Cameras focus at long distances, it can't see rain on the windscreen 1 cm away, unlike a human whose eyes are 25 cm back and have variable focus and look over 30cmx30cm of the screen, unlike the cameras which look through 1cm x 1cm of the screen 1cm away with fixed focus. With raindrops there is only a slight smudging of the background image and its indistinguishable from a film of dirt.

First Principle Physics loses to Cheaper in Elonworld.
 
Wipers can't work unless they put in a ****ing rain sensor.

Cameras focus at long distances, it can't see rain on the windscreen 1 cm away, unlike a human whose eyes are 25 cm back and have variable focus and look over 30cmx30cm of the screen, unlike the cameras which look through 1cm x 1cm of the screen 1cm away with fixed focus. With raindrops there is only a slight smudging of the background image and its indistinguishable from a film of dirt.

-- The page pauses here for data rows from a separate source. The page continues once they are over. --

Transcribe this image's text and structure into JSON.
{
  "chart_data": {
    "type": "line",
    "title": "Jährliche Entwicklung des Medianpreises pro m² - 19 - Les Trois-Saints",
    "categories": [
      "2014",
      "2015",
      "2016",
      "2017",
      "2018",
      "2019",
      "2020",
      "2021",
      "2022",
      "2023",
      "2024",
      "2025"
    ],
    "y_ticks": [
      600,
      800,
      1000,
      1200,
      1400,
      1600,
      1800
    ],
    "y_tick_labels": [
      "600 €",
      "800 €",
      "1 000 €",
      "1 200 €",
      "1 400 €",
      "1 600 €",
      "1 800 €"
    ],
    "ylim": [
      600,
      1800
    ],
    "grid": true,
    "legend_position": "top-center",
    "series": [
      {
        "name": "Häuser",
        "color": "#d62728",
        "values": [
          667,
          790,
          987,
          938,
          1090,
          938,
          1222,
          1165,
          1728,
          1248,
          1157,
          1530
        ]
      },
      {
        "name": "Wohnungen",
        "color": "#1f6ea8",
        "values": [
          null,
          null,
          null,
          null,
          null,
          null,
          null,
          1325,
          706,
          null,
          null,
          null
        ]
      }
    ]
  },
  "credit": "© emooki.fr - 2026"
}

First Principle Physics loses to Cheaper in Elonworld.
No high end car today has a "rain sensor". The modern rain sensing system consists of an IR sensor and an IR source. The sensor measures the degree of backscatter from rain on the windshield. Teslas's design is to use the front facing camera to measure changes between successive frames. I doubt that it can ever be made to work reliably, but with Elon you never know what he has up his sleeve.